Mr. Hutton: The information requested will be placed in the Library shortly.

Out-of-hours Services (Northumberland)

Mr. Lansley: To ask the Secretary of State for Health when he received a copy of the Review of Out-of-Hours Services in Northumberland, undertaken by Northumberland Care Trust and Northumbria Healthcare NHS Trust; what further reviews of out-of-hours services are being undertaken; and if he will make a statement on the operation of the out-of-hours service under the new general medical services contract. [224311]

Miss Melanie Johnson: The review of urgent care services across Northumberland was carried out by Northumberland Care Trust and Northumbria Healthcare National Health Service Trust. The outcome was shared with Northumberland, Tyne and Wear strategic health authority (SHA), which will continue to work with the local NHS to ensure that the action plan is fully implemented. The findings of the review have already been discussed publicly at the board meetings of Northumberland Care Trust and Northumbria Healthcare NHS Trust. They have also been shared with the overview and scrutiny committee in Northumberland and with the right hon. Member for Berwick-upon-Tweed (Mr Beith).
 
7 Apr 2005 : Column 1709W
 

In addition, the Northumberland, Tyne and Wear SHA is also carrying out a formal assessment of adherence to the new out-of-hours quality requirements across the region. That process is still ongoing.

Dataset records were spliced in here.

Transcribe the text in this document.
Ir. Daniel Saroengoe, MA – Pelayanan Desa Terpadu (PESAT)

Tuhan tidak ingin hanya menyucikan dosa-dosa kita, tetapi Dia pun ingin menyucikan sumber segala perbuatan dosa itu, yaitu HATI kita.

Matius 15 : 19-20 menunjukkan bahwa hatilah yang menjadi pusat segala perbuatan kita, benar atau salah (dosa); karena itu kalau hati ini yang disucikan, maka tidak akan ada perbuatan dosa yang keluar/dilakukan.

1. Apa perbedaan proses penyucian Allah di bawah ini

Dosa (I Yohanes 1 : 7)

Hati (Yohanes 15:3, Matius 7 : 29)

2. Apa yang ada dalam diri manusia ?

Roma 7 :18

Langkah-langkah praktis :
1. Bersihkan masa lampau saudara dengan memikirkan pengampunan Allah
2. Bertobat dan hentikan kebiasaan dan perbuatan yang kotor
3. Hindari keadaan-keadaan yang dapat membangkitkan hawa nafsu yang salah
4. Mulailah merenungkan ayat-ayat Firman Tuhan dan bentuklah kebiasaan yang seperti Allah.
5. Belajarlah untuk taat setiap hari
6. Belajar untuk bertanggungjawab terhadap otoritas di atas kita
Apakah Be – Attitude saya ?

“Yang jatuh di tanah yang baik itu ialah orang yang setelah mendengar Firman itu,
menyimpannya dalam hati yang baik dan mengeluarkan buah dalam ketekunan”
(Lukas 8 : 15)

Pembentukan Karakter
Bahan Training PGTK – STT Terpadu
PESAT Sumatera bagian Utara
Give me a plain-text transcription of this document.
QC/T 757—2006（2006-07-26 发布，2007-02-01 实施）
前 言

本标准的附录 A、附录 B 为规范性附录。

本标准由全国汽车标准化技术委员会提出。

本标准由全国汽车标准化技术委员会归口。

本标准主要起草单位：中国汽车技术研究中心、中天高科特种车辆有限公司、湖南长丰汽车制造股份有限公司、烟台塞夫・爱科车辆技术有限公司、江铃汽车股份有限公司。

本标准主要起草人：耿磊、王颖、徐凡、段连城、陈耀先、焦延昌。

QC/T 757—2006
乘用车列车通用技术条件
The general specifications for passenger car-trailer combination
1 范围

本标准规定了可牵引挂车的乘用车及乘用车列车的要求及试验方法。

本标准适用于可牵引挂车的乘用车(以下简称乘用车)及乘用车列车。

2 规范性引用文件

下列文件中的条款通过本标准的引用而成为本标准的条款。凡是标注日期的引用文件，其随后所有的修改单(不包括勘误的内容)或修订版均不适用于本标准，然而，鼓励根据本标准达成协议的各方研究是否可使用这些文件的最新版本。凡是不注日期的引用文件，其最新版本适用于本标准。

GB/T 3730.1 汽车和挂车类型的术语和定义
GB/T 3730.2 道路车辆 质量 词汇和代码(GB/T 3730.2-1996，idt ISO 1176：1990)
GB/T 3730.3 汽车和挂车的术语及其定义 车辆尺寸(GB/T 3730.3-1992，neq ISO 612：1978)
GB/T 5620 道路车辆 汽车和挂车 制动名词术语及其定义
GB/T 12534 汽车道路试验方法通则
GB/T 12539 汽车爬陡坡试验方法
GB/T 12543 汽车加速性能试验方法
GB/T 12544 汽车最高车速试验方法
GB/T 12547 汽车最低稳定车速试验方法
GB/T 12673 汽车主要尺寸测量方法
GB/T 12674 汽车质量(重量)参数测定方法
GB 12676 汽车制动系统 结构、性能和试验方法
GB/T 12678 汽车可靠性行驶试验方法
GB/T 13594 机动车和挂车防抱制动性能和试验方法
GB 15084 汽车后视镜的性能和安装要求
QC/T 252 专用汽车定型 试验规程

The Department is not currently undertaking any reviews of out-of-hours services. It would also not be appropriate for the Department to be involved with a review such as the one undertaken by Northumberland Care Trust and Northumbria Healthcare NHS Trust. Responsibility for local health services lies with the local NHS.

The new general medical services contract supports the development of an integrated system of high-quality out-of-hours care. It provides primary care trusts with an opportunity to address service fragmentation and introduce an integrated network of urgent care provision—bringing together primary, secondary and social care, to offer patients an integrated, responsive and locally appropriate service—delivered to nationally set quality requirements—which addresses all their urgent care needs.

Overseas Nurses

Mr. Baron: To ask the Secretary of State for Health what plans his Department has to propose (a) bilateral agreements and (b) memoranda of understanding with countries other than India, Spain, Philippines and Indonesia on recruitment of nurses. [224841]

Mr. Hutton: We have no plans to propose further bilateral agreements and memorandum of understanding but are happy to discuss other countries' proposals.

Passive Smoking

Mr. Lansley: To ask the Secretary of State for Health what steps he is taking to inform the public of the effects of inhaling secondhand tobacco smoke; and what assessment he has made of the effectiveness of these steps. [224288]

Miss Melanie Johnson: We are continuing to act to inform and educate the public about the harmful effects of exposure to secondhand smoke. The hard-hitting television campaign depicting the dangers of smoking around babies and children has received advertising industry awards for effectiveness.

Details of the effectiveness of Government campaigns on the dangers of smoking are in the British Market Research Bureau tobacco education tracking study. A report of this evidence is to be published every six months on the Department's website.

PFI Projects

Chris Grayling: To ask the Secretary of State for Health what the total value is of private finance initiative projects granted approval by his Department since 1997. [223571]

Mr. Hutton: The total value for the private finance initiative projects given the go-ahead since 1997 is £17.3 billion. This is made of 78 major capital schemes approved since May 1997 with capital values ranging from £22 million to £1.2 billion, totalling £16.2 billion, and 44 non-prioritised schemes.